The document goes on to say :
Although in the course of centuries many quarrels and hostilities have arisen between Christians and Muslims this most sacred synod urges all to forget the past and to strive sincerely for mutual understanding. On behalf of all mankind let them make common cause of safeguarding and fostering social justice, moral values, peace and freedom.
This we have been trying to do through the work of interreligious dialogue at international and national level. There is a Pontifical Council for Interreligious Dialogue at the Vatican and those of you from the major world faiths will have received greetings from it on your special festivals. Almost every country in the world has a Bishops’ Committee for Interreligious Dialogue, as we do here in Scotland. Part of our work is to educate Catholics in the importance of good interfaith relations and encourage them to participate in initiatives such as Scottish Interfaith Week.
However, we have to acknowledge painfully ongoing hostilities in the Middle East in which Christians have been caught up, as well as their neighbours, Muslims, Kurds or minority groups of other religions in what appears to be power struggles for domination in the region.
The great blasphemy is on the part of those who claim to act in God's name and who justify their barbarous acts as the just deserts of those who do not share their faith or their cause.
Attempts to force conversions as a condition for staying in the land which for centuries they have counted as their home is utterly appalling and contrary to the universally acknowledged rights of men and women. We cannot turn a blind eye to what is all too readily seen by means of modern global communications, nor a deaf ear to the cries of the poor.

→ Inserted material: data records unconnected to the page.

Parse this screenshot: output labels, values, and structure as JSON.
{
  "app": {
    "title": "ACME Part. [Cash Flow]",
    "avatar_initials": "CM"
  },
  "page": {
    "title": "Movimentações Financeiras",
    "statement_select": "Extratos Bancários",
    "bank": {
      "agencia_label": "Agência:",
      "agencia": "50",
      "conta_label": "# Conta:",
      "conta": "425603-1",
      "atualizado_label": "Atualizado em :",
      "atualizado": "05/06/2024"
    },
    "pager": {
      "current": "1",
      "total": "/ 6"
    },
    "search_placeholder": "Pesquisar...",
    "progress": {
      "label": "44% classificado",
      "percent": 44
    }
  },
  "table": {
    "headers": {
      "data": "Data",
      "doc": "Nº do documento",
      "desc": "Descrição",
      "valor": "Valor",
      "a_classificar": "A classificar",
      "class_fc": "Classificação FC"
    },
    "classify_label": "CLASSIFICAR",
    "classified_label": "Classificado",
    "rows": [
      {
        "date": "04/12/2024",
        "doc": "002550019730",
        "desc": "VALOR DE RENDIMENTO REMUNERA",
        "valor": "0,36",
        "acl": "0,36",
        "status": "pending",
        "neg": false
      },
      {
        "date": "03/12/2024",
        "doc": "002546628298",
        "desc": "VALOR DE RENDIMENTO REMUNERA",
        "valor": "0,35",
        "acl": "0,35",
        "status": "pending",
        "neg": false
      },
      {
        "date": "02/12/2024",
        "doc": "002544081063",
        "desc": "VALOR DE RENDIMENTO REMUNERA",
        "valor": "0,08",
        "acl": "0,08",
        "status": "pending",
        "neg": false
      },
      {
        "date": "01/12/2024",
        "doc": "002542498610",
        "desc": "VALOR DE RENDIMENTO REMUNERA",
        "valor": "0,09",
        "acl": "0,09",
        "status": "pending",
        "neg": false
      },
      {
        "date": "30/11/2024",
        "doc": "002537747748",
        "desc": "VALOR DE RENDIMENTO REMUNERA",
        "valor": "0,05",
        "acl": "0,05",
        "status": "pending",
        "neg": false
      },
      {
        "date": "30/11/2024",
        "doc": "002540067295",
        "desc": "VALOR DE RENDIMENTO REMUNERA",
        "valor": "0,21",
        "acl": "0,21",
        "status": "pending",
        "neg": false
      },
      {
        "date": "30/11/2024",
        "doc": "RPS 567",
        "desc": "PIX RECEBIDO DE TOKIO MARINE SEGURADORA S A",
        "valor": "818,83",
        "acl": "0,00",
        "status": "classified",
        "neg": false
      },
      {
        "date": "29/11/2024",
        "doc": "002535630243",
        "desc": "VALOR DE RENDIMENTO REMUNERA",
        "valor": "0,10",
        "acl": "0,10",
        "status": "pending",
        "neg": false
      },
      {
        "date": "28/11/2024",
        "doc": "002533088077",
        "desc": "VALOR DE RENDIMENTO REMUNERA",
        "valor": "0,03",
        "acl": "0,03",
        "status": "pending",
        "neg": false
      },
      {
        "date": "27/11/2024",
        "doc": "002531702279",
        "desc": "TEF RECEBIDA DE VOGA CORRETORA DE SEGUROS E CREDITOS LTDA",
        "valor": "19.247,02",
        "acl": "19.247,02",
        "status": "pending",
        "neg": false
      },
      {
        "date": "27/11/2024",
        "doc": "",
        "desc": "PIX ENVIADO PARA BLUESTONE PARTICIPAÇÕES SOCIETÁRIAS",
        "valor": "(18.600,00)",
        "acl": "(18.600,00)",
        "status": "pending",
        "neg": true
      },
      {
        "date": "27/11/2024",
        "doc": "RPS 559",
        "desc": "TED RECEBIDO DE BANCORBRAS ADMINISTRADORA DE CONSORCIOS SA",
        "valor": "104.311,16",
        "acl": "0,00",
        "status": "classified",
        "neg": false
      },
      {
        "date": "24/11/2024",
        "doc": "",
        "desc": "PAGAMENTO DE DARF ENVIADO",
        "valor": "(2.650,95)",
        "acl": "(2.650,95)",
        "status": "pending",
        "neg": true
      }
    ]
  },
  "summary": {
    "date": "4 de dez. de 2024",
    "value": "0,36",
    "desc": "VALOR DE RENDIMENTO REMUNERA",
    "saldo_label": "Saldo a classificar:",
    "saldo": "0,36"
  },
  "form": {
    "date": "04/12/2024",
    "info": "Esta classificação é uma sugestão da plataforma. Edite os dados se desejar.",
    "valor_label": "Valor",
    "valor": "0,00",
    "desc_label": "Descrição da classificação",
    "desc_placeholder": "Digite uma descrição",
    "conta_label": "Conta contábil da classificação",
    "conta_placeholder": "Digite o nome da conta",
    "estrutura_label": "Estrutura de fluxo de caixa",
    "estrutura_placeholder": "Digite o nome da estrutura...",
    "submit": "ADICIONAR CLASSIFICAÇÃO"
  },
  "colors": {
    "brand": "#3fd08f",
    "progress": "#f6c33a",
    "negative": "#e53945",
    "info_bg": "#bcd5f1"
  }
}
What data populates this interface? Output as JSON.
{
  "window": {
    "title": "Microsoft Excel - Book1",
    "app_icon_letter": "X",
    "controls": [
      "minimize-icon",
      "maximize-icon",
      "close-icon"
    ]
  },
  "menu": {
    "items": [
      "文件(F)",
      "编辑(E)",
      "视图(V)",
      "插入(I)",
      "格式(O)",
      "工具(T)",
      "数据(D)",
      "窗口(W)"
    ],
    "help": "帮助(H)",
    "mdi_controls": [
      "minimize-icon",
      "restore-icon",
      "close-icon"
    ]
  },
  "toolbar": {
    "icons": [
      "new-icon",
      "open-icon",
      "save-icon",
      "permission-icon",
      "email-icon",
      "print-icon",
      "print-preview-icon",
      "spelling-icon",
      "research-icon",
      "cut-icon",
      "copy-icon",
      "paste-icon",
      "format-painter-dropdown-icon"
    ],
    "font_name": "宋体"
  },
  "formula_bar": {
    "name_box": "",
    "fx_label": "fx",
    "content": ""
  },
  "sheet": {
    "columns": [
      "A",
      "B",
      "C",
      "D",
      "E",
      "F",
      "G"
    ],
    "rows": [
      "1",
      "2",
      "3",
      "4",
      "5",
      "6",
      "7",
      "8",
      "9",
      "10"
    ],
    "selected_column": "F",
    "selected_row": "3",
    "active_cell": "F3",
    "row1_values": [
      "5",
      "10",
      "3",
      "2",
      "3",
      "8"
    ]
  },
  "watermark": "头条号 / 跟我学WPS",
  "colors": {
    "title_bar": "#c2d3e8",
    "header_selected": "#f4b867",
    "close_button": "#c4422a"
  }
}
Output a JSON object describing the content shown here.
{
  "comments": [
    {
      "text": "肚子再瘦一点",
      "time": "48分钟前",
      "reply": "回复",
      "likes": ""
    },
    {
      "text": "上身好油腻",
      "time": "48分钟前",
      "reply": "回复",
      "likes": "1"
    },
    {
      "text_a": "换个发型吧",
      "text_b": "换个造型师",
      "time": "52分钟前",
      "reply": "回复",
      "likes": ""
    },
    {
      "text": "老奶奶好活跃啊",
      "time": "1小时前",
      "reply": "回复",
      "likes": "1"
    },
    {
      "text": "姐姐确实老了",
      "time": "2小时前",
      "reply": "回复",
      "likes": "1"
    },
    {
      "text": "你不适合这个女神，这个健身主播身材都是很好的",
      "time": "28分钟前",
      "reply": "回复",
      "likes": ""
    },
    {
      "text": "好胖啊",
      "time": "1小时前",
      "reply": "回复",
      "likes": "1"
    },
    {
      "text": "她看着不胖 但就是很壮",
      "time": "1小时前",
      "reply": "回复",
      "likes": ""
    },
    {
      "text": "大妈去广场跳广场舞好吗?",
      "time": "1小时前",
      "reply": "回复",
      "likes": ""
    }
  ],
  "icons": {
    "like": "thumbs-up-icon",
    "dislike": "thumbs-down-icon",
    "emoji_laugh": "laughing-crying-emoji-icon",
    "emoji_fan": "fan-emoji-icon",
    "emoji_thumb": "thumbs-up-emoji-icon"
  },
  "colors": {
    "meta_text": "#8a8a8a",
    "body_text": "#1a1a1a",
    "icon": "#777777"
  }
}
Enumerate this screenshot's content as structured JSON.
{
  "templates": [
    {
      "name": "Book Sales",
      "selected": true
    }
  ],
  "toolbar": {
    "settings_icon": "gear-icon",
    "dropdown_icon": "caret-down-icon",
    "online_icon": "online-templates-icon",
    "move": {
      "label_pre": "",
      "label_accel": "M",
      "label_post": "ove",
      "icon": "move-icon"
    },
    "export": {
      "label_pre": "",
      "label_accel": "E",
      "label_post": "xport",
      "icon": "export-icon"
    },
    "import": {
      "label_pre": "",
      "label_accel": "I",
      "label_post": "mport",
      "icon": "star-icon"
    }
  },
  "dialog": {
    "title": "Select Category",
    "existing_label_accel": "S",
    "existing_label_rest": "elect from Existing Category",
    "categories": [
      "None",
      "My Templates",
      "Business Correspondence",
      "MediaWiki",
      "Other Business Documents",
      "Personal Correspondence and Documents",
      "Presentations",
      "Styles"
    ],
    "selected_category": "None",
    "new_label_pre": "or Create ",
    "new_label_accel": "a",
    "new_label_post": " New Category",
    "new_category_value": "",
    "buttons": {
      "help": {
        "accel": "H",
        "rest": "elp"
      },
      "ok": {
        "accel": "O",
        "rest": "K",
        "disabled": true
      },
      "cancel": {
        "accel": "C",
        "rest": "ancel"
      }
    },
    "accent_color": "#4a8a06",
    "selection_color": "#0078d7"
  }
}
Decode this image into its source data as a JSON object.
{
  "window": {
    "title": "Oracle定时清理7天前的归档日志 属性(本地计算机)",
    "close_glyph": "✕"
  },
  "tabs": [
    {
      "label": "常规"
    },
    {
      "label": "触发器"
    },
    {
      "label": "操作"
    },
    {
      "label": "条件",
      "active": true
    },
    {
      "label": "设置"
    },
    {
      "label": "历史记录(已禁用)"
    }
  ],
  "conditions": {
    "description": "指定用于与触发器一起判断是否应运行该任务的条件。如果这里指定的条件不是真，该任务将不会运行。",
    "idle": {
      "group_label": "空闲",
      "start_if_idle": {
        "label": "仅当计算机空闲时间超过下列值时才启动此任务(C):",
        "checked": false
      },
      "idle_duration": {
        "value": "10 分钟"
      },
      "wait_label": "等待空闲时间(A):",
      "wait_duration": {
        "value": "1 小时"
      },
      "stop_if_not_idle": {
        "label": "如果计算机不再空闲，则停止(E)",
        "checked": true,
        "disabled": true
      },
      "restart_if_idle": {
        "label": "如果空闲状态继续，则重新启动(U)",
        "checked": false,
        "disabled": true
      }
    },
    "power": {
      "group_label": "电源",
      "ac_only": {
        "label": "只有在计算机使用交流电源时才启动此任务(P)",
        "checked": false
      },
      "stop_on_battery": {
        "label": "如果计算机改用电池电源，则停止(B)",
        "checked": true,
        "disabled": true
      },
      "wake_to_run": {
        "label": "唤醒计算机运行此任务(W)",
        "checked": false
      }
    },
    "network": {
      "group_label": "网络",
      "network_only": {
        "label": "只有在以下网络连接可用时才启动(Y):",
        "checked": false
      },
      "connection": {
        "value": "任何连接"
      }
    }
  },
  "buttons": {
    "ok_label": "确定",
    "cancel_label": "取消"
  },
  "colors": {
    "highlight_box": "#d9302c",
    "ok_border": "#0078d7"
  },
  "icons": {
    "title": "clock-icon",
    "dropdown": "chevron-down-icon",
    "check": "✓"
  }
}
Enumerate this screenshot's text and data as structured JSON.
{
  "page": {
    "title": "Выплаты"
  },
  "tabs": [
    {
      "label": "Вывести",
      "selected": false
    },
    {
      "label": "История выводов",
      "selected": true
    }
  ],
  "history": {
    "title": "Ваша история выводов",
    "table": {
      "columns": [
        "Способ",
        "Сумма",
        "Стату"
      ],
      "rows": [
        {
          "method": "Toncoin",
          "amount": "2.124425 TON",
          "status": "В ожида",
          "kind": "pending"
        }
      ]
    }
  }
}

At the heart of all genuine religion, and notable in our own, is the call to justice and compassion. While the example of our own respect for one another and our peaceable intentions carry their own powerful message, it is incumbent on all of us to call on our co-religionists to desist from actions, however, motivated, which offend not only against human dignity but also against the holiness of God.
Interreligious Dialogue is now an essential part of our faith and our mission. We are committed to it and to furthering the vision of Our Holy Father Pope Francis who calls us to show respect for the religion of our neighbours, to seek to share their joys and their sorrows so that sincere and lasting friendship can grow between us. It is in this hope that I have been privileged to speak to you this evening.